Em todos os momentos da História, seja na Antiguidade, na Idade Média, ou no nosso tempo, são as mesmas paixões e os mesmos desígnios que inspiram os humanos. Entender a História é entender melhor a natureza humana.

11 de agosto de 2016

Que bom que era...

Através do blogue Stone Art Books, de Magda Pais, entrei em contacto com esta passagem do livro Para Onde vão os Guarda-Chuvas, de Afonso Cruz: 

«Krishna mentiu, negando que tivesse comido terra, mas Yasoda insistiu para que ele abrisse a boca. Quando espreitou lá para dentro, viu o universo inteiro, planetas a deambular, sóis a brilhar, galáxias, essas coisas.
(...)
Isso acontece com todos os pais. Não é preciso ser pai de Krishna nenhum. É assim que se vêem os filhos, dentro deles está todo o universo, todos os mundos possíveis e impossíveis». 

É uma passagem belíssima, maravilha qualquer um e mostra o grande talento deste escritor, talento, aliás, confirmado com inúmeros prémios.

Por outro lado, deixa-me um certo amargo de boca.

Não sei se cometo um sacrilégio, ao criticar palavras de tão conceituado escritor, mas…
«Isso acontece com todos os pais»? 
«Todos»?

Somos regularmente bombardeados com notícias referentes à violência exercida sobre crianças pelos próprios pais.

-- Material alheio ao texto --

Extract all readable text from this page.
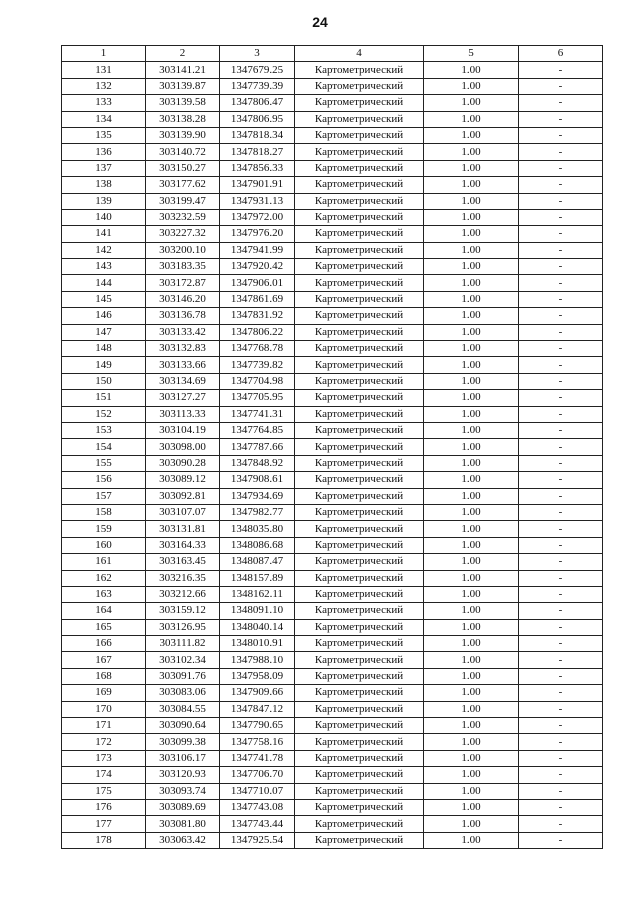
24
1	2	3	4	5	6
131	303141.21	1347679.25	Картометрический	1.00	-
132	303139.87	1347739.39	Картометрический	1.00	-
133	303139.58	1347806.47	Картометрический	1.00	-
134	303138.28	1347806.95	Картометрический	1.00	-
135	303139.90	1347818.34	Картометрический	1.00	-
136	303140.72	1347818.27	Картометрический	1.00	-
137	303150.27	1347856.33	Картометрический	1.00	-
138	303177.62	1347901.91	Картометрический	1.00	-
139	303199.47	1347931.13	Картометрический	1.00	-
140	303232.59	1347972.00	Картометрический	1.00	-
141	303227.32	1347976.20	Картометрический	1.00	-
142	303200.10	1347941.99	Картометрический	1.00	-
143	303183.35	1347920.42	Картометрический	1.00	-
144	303172.87	1347906.01	Картометрический	1.00	-
145	303146.20	1347861.69	Картометрический	1.00	-
146	303136.78	1347831.92	Картометрический	1.00	-
147	303133.42	1347806.22	Картометрический	1.00	-
148	303132.83	1347768.78	Картометрический	1.00	-
149	303133.66	1347739.82	Картометрический	1.00	-
150	303134.69	1347704.98	Картометрический	1.00	-
151	303127.27	1347705.95	Картометрический	1.00	-
152	303113.33	1347741.31	Картометрический	1.00	-
153	303104.19	1347764.85	Картометрический	1.00	-
154	303098.00	1347787.66	Картометрический	1.00	-
155	303090.28	1347848.92	Картометрический	1.00	-
156	303089.12	1347908.61	Картометрический	1.00	-
157	303092.81	1347934.69	Картометрический	1.00	-
158	303107.07	1347982.77	Картометрический	1.00	-
159	303131.81	1348035.80	Картометрический	1.00	-
160	303164.33	1348086.68	Картометрический	1.00	-
161	303163.45	1348087.47	Картометрический	1.00	-
162	303216.35	1348157.89	Картометрический	1.00	-
163	303212.66	1348162.11	Картометрический	1.00	-
164	303159.12	1348091.10	Картометрический	1.00	-
165	303126.95	1348040.14	Картометрический	1.00	-
166	303111.82	1348010.91	Картометрический	1.00	-
167	303102.34	1347988.10	Картометрический	1.00	-
168	303091.76	1347958.09	Картометрический	1.00	-
169	303083.06	1347909.66	Картометрический	1.00	-
170	303084.55	1347847.12	Картометрический	1.00	-
171	303090.64	1347790.65	Картометрический	1.00	-
172	303099.38	1347758.16	Картометрический	1.00	-
173	303106.17	1347741.78	Картометрический	1.00	-
174	303120.93	1347706.70	Картометрический	1.00	-
175	303093.74	1347710.07	Картометрический	1.00	-
176	303089.69	1347743.08	Картометрический	1.00	-
177	303081.80	1347743.44	Картометрический	1.00	-
178	303063.42	1347925.54	Картометрический	1.00	-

Violência física, psicológica, abusos sexuais… Dizer que todos os pais veem o universo inteiro dentro dos filhos parece-me uma utopia, para não dizer uma “história da carochinha”, daquelas que se contam para nos pôr bem-dispostos, convencidos de que no seio das famílias apenas existe amor e carinho.

Quis o destino que deparasse com a seguinte passagem, no livro que atualmente leio:

«São sem conta e antigas as razões de não se gostar de um filho, abundam no Velho Testamento, na mitologia grega, com pouco esforço as encontramos à nossa volta».

O autor destas palavras é igualmente um grande escritor: José Rentes de Carvalho (in Meças, p. 146).

O problema, na primeira citação, está na palavra "todos". O que Afonso Cruz escreveu continua a ser lindíssimo. Mas talvez tivesse sido melhor substituir "todos" por "muitos", ou "quase todos", ou por "a maioria dos".
  
Muitos pais veem o universo inteiro dentro dos filhos - sim, é verdade. E não seria demais acrescentar que filhos desses são uns felizardos.